Changes to the local tide range often occur in coastal areas and estuaries when channels are dredged, the land is reclaimed, development occurs, or river flows change. This can cause tide ranges, defined as the height difference between high tide and low tide, to increase in some areas and decrease in others.

The study found that out of the 40 U.S. National Oceanic and Atmospheric Administration tidal gauge locations used in the study that dot the continental U.S. coastlines, nearly half had more nuisance flooding days because of higher local tide ranges.

Thomas Wahl
Thomas Wahl, an assistant professor in UCF’s Department of Civil, Environmental and Construction Engineering, co-authored the study examining the effects of tidal changes on nuisance flooding along U.S. coasts.

“It’s the first time that the effects of tidal changes on nuisance flooding were quantified, and the approach is very robust as it is based purely on observational data and covers the entire coastline of the U.S. mainland,” says study co-author Thomas Wahl, an assistant professor in UCF’s Department of Civil, Environmental and Construction Engineering.

The researchers performed the study by using tidal gauge data at 40 locations along the Atlantic, Gulf, and Pacific coasts spanning at least 70 years of data.
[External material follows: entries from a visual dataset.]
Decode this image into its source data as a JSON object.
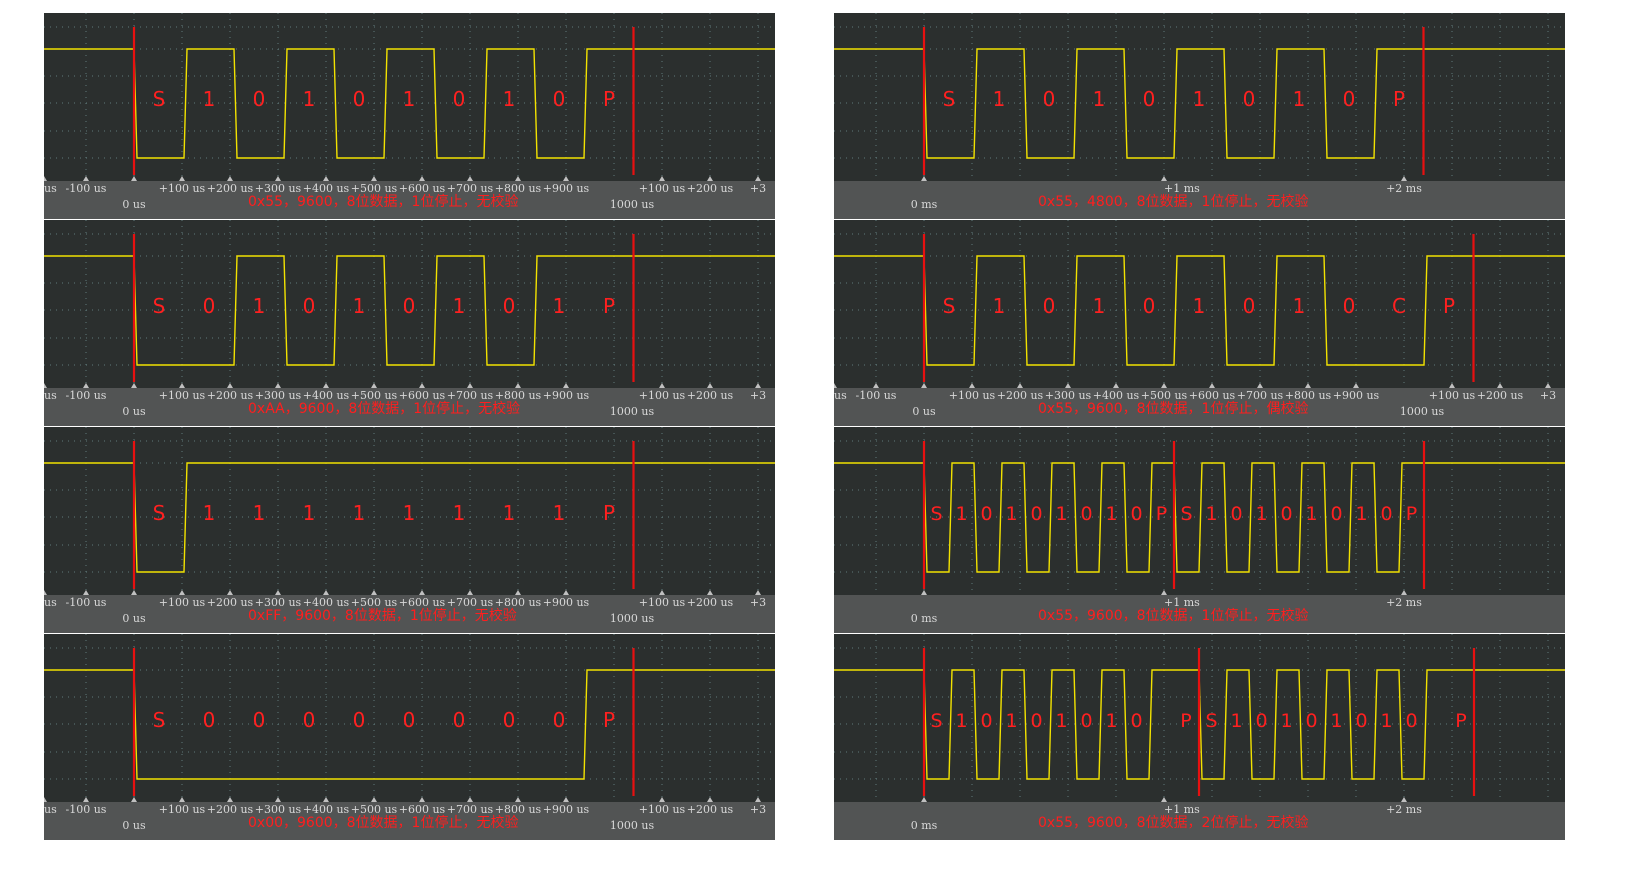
{
  "colors": {
    "panel_bg": "#2b2f2e",
    "axis_strip_bg": "#525454",
    "signal": "#f2e200",
    "marker": "#e81010",
    "label": "#ff2020",
    "caption": "#ff1e1e",
    "grid": "#5f7a7a",
    "tick_text": "#d8d8d8"
  },
  "panels": [
    {
      "id": "0x55-9600-8n1",
      "caption": "0x55，9600，8位数据，1位停止，无校验",
      "bits": [
        "S",
        "1",
        "0",
        "1",
        "0",
        "1",
        "0",
        "1",
        "0",
        "P"
      ],
      "levels": [
        0,
        1,
        0,
        1,
        0,
        1,
        0,
        1,
        0
      ],
      "scale": "us",
      "tick_labels": [
        "us",
        "-100 us",
        "+100 us",
        "+200 us",
        "+300 us",
        "+400 us",
        "+500 us",
        "+600 us",
        "+700 us",
        "+800 us",
        "+900 us",
        "+100 us",
        "+200 us",
        "+3"
      ],
      "zero_label": "0 us",
      "end_label": "1000 us"
    },
    {
      "id": "0xAA-9600-8n1",
      "caption": "0xAA，9600，8位数据，1位停止，无校验",
      "bits": [
        "S",
        "0",
        "1",
        "0",
        "1",
        "0",
        "1",
        "0",
        "1",
        "P"
      ],
      "levels": [
        0,
        0,
        1,
        0,
        1,
        0,
        1,
        0,
        1
      ],
      "scale": "us",
      "tick_labels": [
        "us",
        "-100 us",
        "+100 us",
        "+200 us",
        "+300 us",
        "+400 us",
        "+500 us",
        "+600 us",
        "+700 us",
        "+800 us",
        "+900 us",
        "+100 us",
        "+200 us",
        "+3"
      ],
      "zero_label": "0 us",
      "end_label": "1000 us"
    },
    {
      "id": "0xFF-9600-8n1",
      "caption": "0xFF，9600，8位数据，1位停止，无校验",
      "bits": [
        "S",
        "1",
        "1",
        "1",
        "1",
        "1",
        "1",
        "1",
        "1",
        "P"
      ],
      "levels": [
        0,
        1,
        1,
        1,
        1,
        1,
        1,
        1,
        1
      ],
      "scale": "us",
      "tick_labels": [
        "us",
        "-100 us",
        "+100 us",
        "+200 us",
        "+300 us",
        "+400 us",
        "+500 us",
        "+600 us",
        "+700 us",
        "+800 us",
        "+900 us",
        "+100 us",
        "+200 us",
        "+3"
      ],
      "zero_label": "0 us",
      "end_label": "1000 us"
    },
    {
      "id": "0x00-9600-8n1",
      "caption": "0x00，9600，8位数据，1位停止，无校验",
      "bits": [
        "S",
        "0",
        "0",
        "0",
        "0",
        "0",
        "0",
        "0",
        "0",
        "P"
      ],
      "levels": [
        0,
        0,
        0,
        0,
        0,
        0,
        0,
        0,
        0
      ],
      "scale": "us",
      "tick_labels": [
        "us",
        "-100 us",
        "+100 us",
        "+200 us",
        "+300 us",
        "+400 us",
        "+500 us",
        "+600 us",
        "+700 us",
        "+800 us",
        "+900 us",
        "+100 us",
        "+200 us",
        "+3"
      ],
      "zero_label": "0 us",
      "end_label": "1000 us"
    },
    {
      "id": "0x55-4800-8n1",
      "caption": "0x55，4800，8位数据，1位停止，无校验",
      "bits": [
        "S",
        "1",
        "0",
        "1",
        "0",
        "1",
        "0",
        "1",
        "0",
        "P"
      ],
      "levels": [
        0,
        1,
        0,
        1,
        0,
        1,
        0,
        1,
        0
      ],
      "scale": "ms",
      "tick_labels": [
        "+1 ms",
        "+2 ms"
      ],
      "zero_label": "0 ms",
      "end_label": ""
    },
    {
      "id": "0x55-9600-8e1",
      "caption": "0x55，9600，8位数据，1位停止，偶校验",
      "bits": [
        "S",
        "1",
        "0",
        "1",
        "0",
        "1",
        "0",
        "1",
        "0",
        "C",
        "P"
      ],
      "levels": [
        0,
        1,
        0,
        1,
        0,
        1,
        0,
        1,
        0,
        0
      ],
      "scale": "us",
      "tick_labels": [
        "us",
        "-100 us",
        "+100 us",
        "+200 us",
        "+300 us",
        "+400 us",
        "+500 us",
        "+600 us",
        "+700 us",
        "+800 us",
        "+900 us",
        "+100 us",
        "+200 us",
        "+3"
      ],
      "zero_label": "0 us",
      "end_label": "1000 us"
    },
    {
      "id": "0x55x2-9600-8n1",
      "caption": "0x55，9600，8位数据，1位停止，无校验",
      "frames": [
        {
          "bits": [
            "S",
            "1",
            "0",
            "1",
            "0",
            "1",
            "0",
            "1",
            "0",
            "P"
          ],
          "levels": [
            0,
            1,
            0,
            1,
            0,
            1,
            0,
            1,
            0
          ],
          "stop_bits": 1
        },
        {
          "bits": [
            "S",
            "1",
            "0",
            "1",
            "0",
            "1",
            "0",
            "1",
            "0",
            "P"
          ],
          "levels": [
            0,
            1,
            0,
            1,
            0,
            1,
            0,
            1,
            0
          ],
          "stop_bits": 1
        }
      ],
      "scale": "ms",
      "tick_labels": [
        "+1 ms",
        "+2 ms"
      ],
      "zero_label": "0 ms",
      "end_label": ""
    },
    {
      "id": "0x55x2-9600-8n2",
      "caption": "0x55，9600，8位数据，2位停止，无校验",
      "frames": [
        {
          "bits": [
            "S",
            "1",
            "0",
            "1",
            "0",
            "1",
            "0",
            "1",
            "0",
            "P"
          ],
          "levels": [
            0,
            1,
            0,
            1,
            0,
            1,
            0,
            1,
            0
          ],
          "stop_bits": 2
        },
        {
          "bits": [
            "S",
            "1",
            "0",
            "1",
            "0",
            "1",
            "0",
            "1",
            "0",
            "P"
          ],
          "levels": [
            0,
            1,
            0,
            1,
            0,
            1,
            0,
            1,
            0
          ],
          "stop_bits": 2
        }
      ],
      "scale": "ms",
      "tick_labels": [
        "+1 ms",
        "+2 ms"
      ],
      "zero_label": "0 ms",
      "end_label": ""
    }
  ]
}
They compared water levels at the locations based on two different scenarios – one in which the tidal range never changed and one where it did.

This allowed them to see how often nuisance floods occurred or were prevented over time because of tidal changes.

They found that nuisance flooding increased because of tidal changes in about half the locations, decreased in a fourth of the locations, and was not changed in the remaining quarter of locations.

For example, in 2019, Cedar Key, Florida, received about 23 additional nuisance flooding days because of increased tidal range, while Washington, D.C., had about 42 fewer due to decreased tidal range.

“Seeing how many nuisance flooding events occurred in the past and are happening today simply because of tidal changes should be motivation for us to keep alterations to sensitive estuarine systems at a minimum as to not further exacerbate the problem, which we already face because of sea-level rise,” Wahl says.  “We should at least be aware of these potentially negative impacts in the planning phase of alteration projects, and it might even be possible to reverse some of the negative impacts from past decisions.”

Sida Li is the study’s lead author and a visiting student in UCF’s Department of Civil, Environmental and Construction Engineering and the National Center for Integrated Coastal Research.

Li says that while a few individual instances of minor flooding events do not cause too many impacts, the cumulative impacts of frequent events can become very large.

“Hence, understanding what drives the changes in nuisance flooding is very important,” Li says.

The work was funded by the National Science Foundation.

Wahl earned his doctorate in civil engineering from the University of Siegen, Germany, and joined UCF’s Department of Civil, Environmental and Construction Engineering, part of UCF’s College of Engineering and Computer Science, in 2017. He is also a member of UCF’s National Center for Integrated Coastal Research.